Jupiter: Intronizacja (2015, org. Jupiter Ascending) [3/10]
Kiczowate, miejscami efektowne, sci-fi dla nastolatków. Strasznie naiwne i ckliwe. Dramatu dopełniają fatalne dialogi. Ironią jest że najmniej zabawne są wstawki, które miały mieć wydźwięk humorystyczny, natomiast te które silą się na powagę, potrafią szczerze rozbawić. Do tego niewybaczalne uproszczenia błędy logiczne i zbiegi okoliczności które wyręczają autorów scenariusza. Z konsekwentnym pogrywaniem fizyką tego świata też jest krucho.
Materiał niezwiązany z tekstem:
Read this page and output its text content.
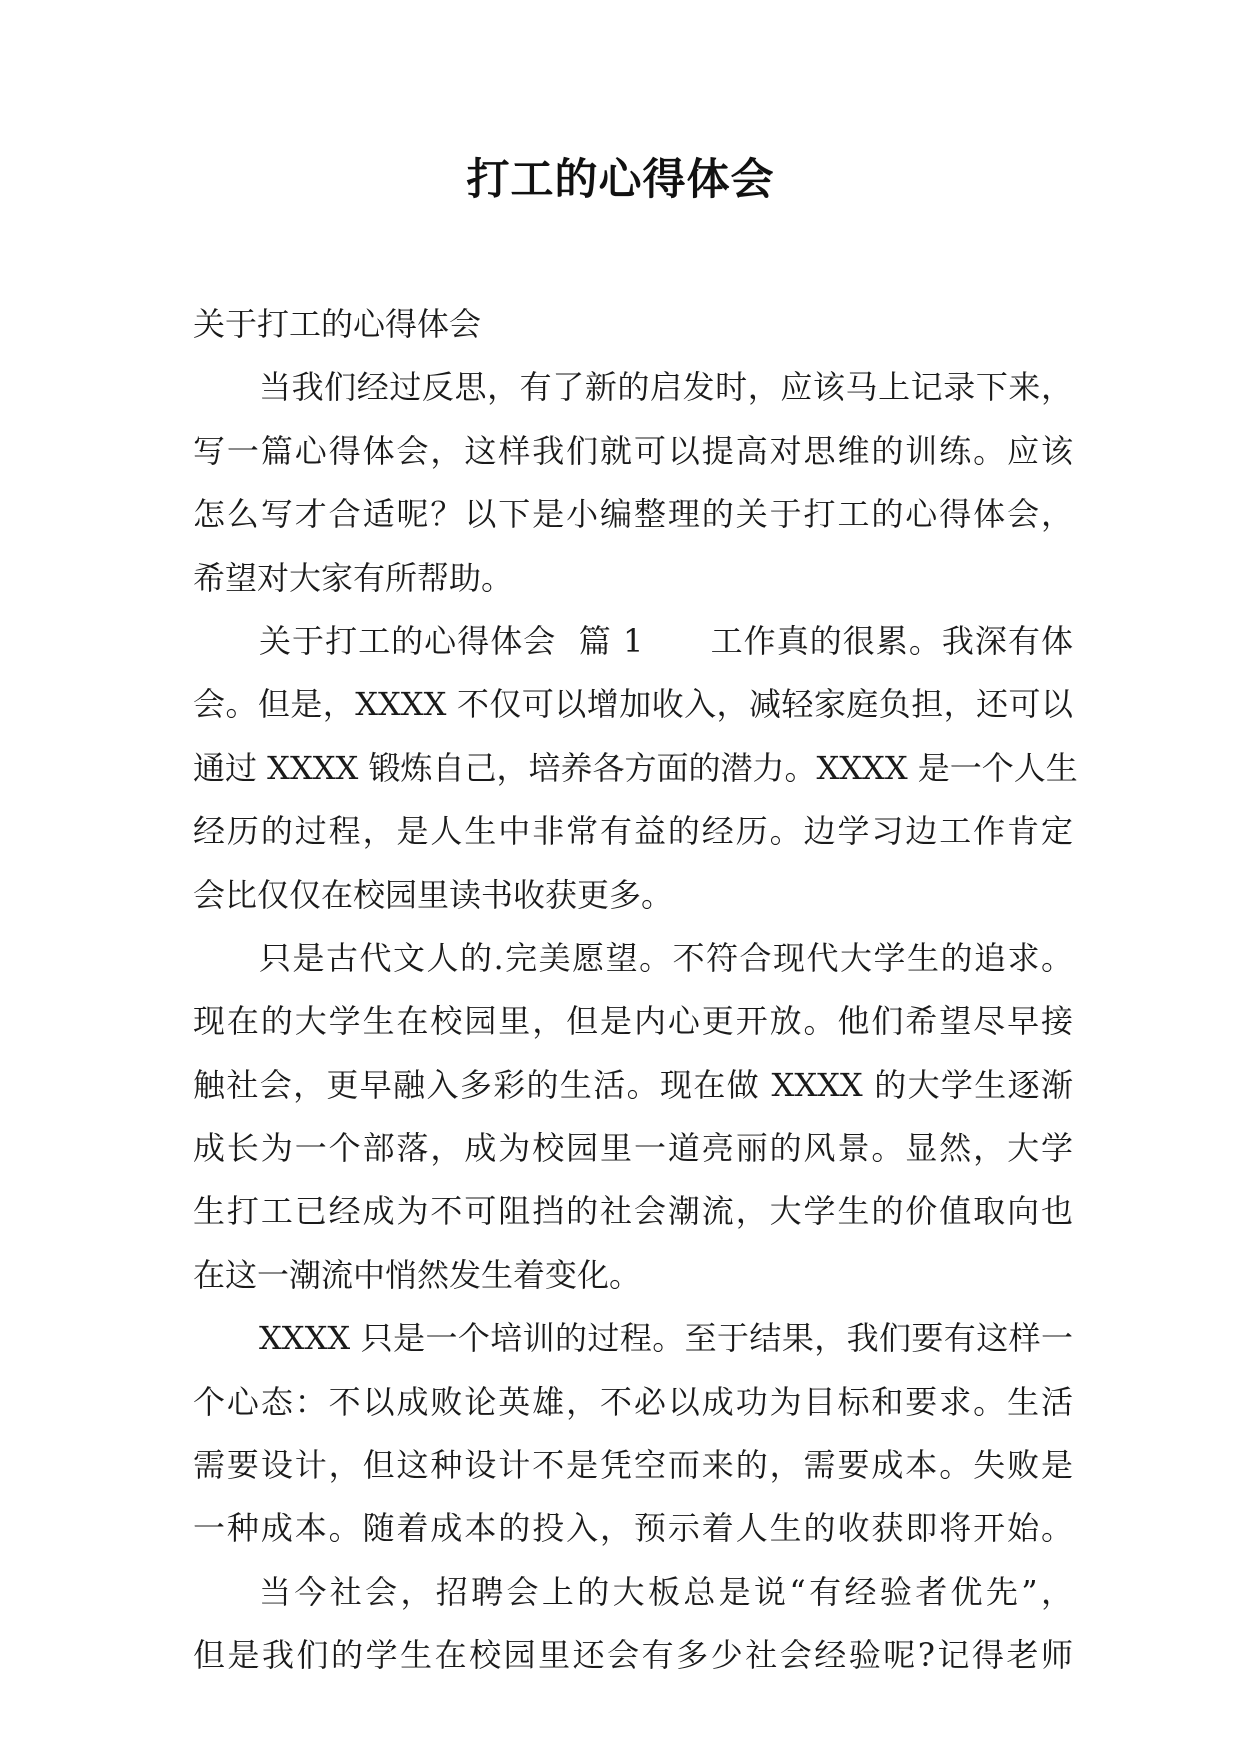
打工的心得体会
关于打工的心得体会
当我们经过反思，有了新的启发时，应该马上记录下来，
写一篇心得体会，这样我们就可以提高对思维的训练。应该
怎么写才合适呢？以下是小编整理的关于打工的心得体会，
希望对大家有所帮助。
关于打工的心得体会  篇 1      工作真的很累。我深有体
会。但是，XXXX 不仅可以增加收入，减轻家庭负担，还可以
通过 XXXX 锻炼自己，培养各方面的潜力。XXXX 是一个人生
经历的过程，是人生中非常有益的经历。边学习边工作肯定
会比仅仅在校园里读书收获更多。
只是古代文人的.完美愿望。不符合现代大学生的追求。
现在的大学生在校园里，但是内心更开放。他们希望尽早接
触社会，更早融入多彩的生活。现在做 XXXX 的大学生逐渐
成长为一个部落，成为校园里一道亮丽的风景。显然，大学
生打工已经成为不可阻挡的社会潮流，大学生的价值取向也
在这一潮流中悄然发生着变化。
XXXX 只是一个培训的过程。至于结果，我们要有这样一
个心态：不以成败论英雄，不必以成功为目标和要求。生活
需要设计，但这种设计不是凭空而来的，需要成本。失败是
一种成本。随着成本的投入，预示着人生的收获即将开始。
当今社会，招聘会上的大板总是说“有经验者优先”，
但是我们的学生在校园里还会有多少社会经验呢?记得老师
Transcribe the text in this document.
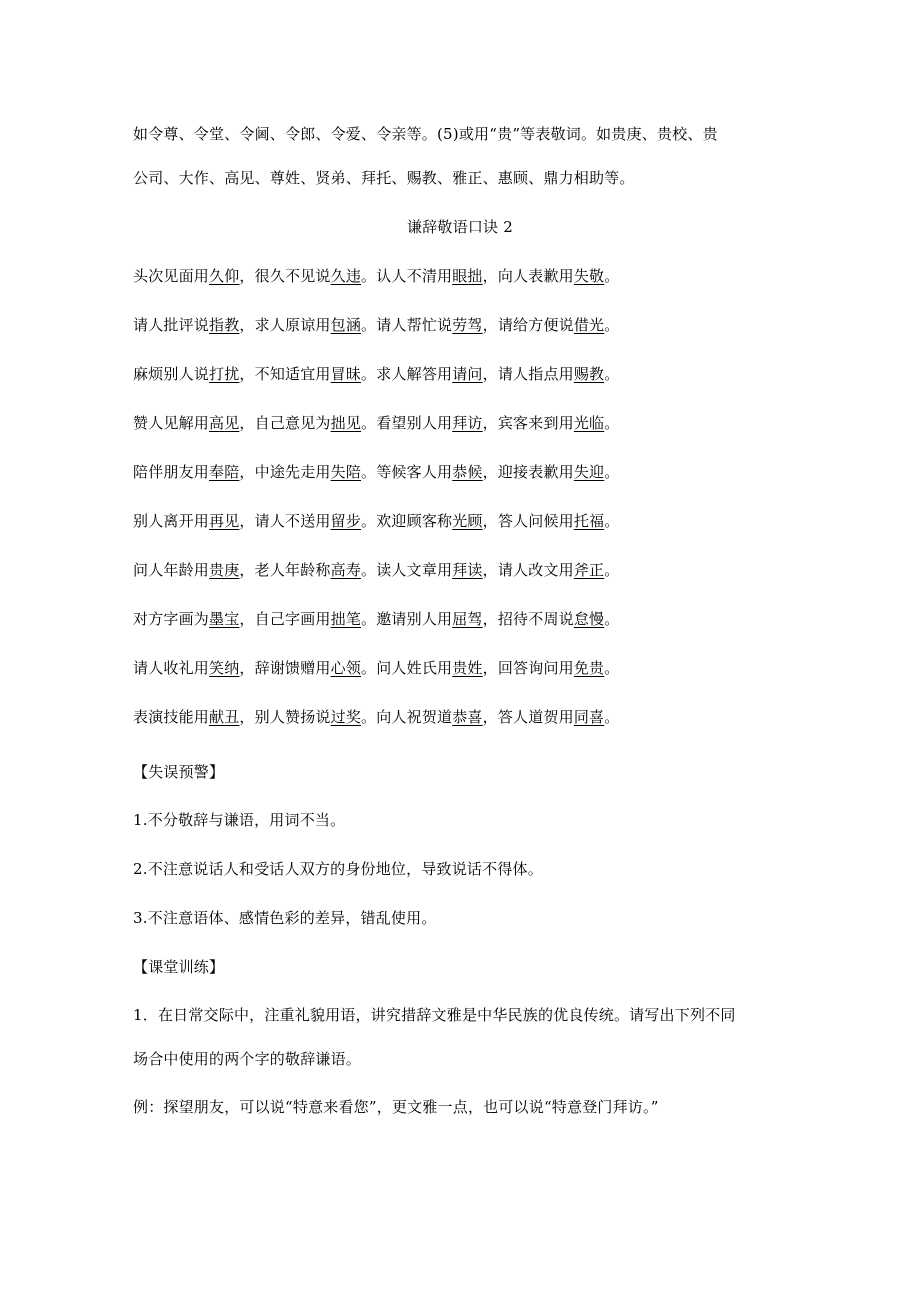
如令尊、令堂、令阃、令郎、令爱、令亲等。(5)或用“贵”等表敬词。如贵庚、贵校、贵
公司、大作、高见、尊姓、贤弟、拜托、赐教、雅正、惠顾、鼎力相助等。
谦辞敬语口诀 2
头次见面用久仰，很久不见说久违。认人不清用眼拙，向人表歉用失敬。
请人批评说指教，求人原谅用包涵。请人帮忙说劳驾，请给方便说借光。
麻烦别人说打扰，不知适宜用冒昧。求人解答用请问，请人指点用赐教。
赞人见解用高见，自己意见为拙见。看望别人用拜访，宾客来到用光临。
陪伴朋友用奉陪，中途先走用失陪。等候客人用恭候，迎接表歉用失迎。
别人离开用再见，请人不送用留步。欢迎顾客称光顾，答人问候用托福。
问人年龄用贵庚，老人年龄称高寿。读人文章用拜读，请人改文用斧正。
对方字画为墨宝，自己字画用拙笔。邀请别人用屈驾，招待不周说怠慢。
请人收礼用笑纳，辞谢馈赠用心领。问人姓氏用贵姓，回答询问用免贵。
表演技能用献丑，别人赞扬说过奖。向人祝贺道恭喜，答人道贺用同喜。
【失误预警】
1.不分敬辞与谦语，用词不当。
2.不注意说话人和受话人双方的身份地位，导致说话不得体。
3.不注意语体、感情色彩的差异，错乱使用。
【课堂训练】
1．在日常交际中，注重礼貌用语，讲究措辞文雅是中华民族的优良传统。请写出下列不同
场合中使用的两个字的敬辞谦语。
例：探望朋友，可以说“特意来看您”，更文雅一点，也可以说“特意登门拜访。”
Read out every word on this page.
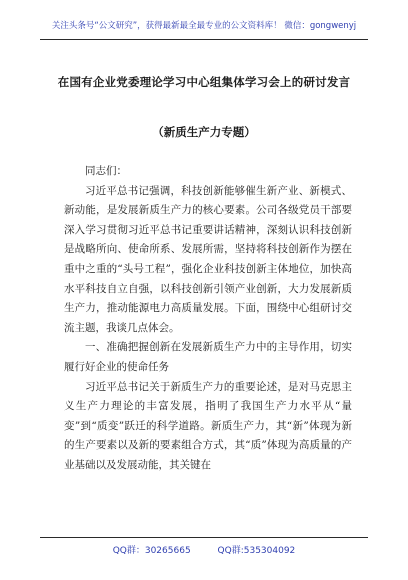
关注头条号“公文研究”，获得最新最全最专业的公文资料库！ 微信：gongwenyj
在国有企业党委理论学习中心组集体学习会上的研讨发言
（新质生产力专题）

同志们：

习近平总书记强调，科技创新能够催生新产业、新模式、新动能，是发展新质生产力的核心要素。公司各级党员干部要深入学习贯彻习近平总书记重要讲话精神，深刻认识科技创新是战略所向、使命所系、发展所需，坚持将科技创新作为摆在重中之重的“头号工程”，强化企业科技创新主体地位，加快高水平科技自立自强，以科技创新引领产业创新，大力发展新质生产力，推动能源电力高质量发展。下面，围绕中心组研讨交流主题，我谈几点体会。

一、准确把握创新在发展新质生产力中的主导作用，切实履行好企业的使命任务

习近平总书记关于新质生产力的重要论述，是对马克思主义生产力理论的丰富发展，指明了我国生产力水平从“量变”到“质变”跃迁的科学道路。新质生产力，其“新”体现为新的生产要素以及新的要素组合方式，其“质”体现为高质量的产业基础以及发展动能，其关键在

QQ群：30265665	QQ群:535304092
Mila Kunis nie wystarczy. Akurat ona aktorsko jest poprawna – pomijając że ciężko wyciągnąć coś z tak źle napisanej postaci. Reszta jest słaba lub bardzo słaba i w cale wspomniane niedogodności scenariuszowe ich nie bronią.
Samo uniwersum filmu ciekawe, za to wyraźnie popsute komercyjnymi oczekiwaniami producentów. Zgaduje, że było tak. Producent zamknął rodzeństwo Wachowskich w siedzibie wytwórni i zapewnił im dostęp do niekończących się zapasów LSD. Jednak nie pozwolił im spisywać pomysłów, do tego zaprzągł marketingowców z jasno określonym celem. To znaczy targetem. Celujemy w dzieciaki. Ma być efektownie ale nie zbyt skomplikowane… No i wyszła rzadka kupa, choć widać że opierano się na niezłych pomysłach.
Zalety. Są choć jest ich nie wiele. Na plus zaliczyć trzeba niezwykle realistyczne animacje obcych (w przeciwieństwie do jaszczurek) oraz efektowne krajobrazy w których toczy się opowieść.
Nie polecam. Choć fan sci-fi, czy Wachowskich powinien się zapoznać z tą pomyłką.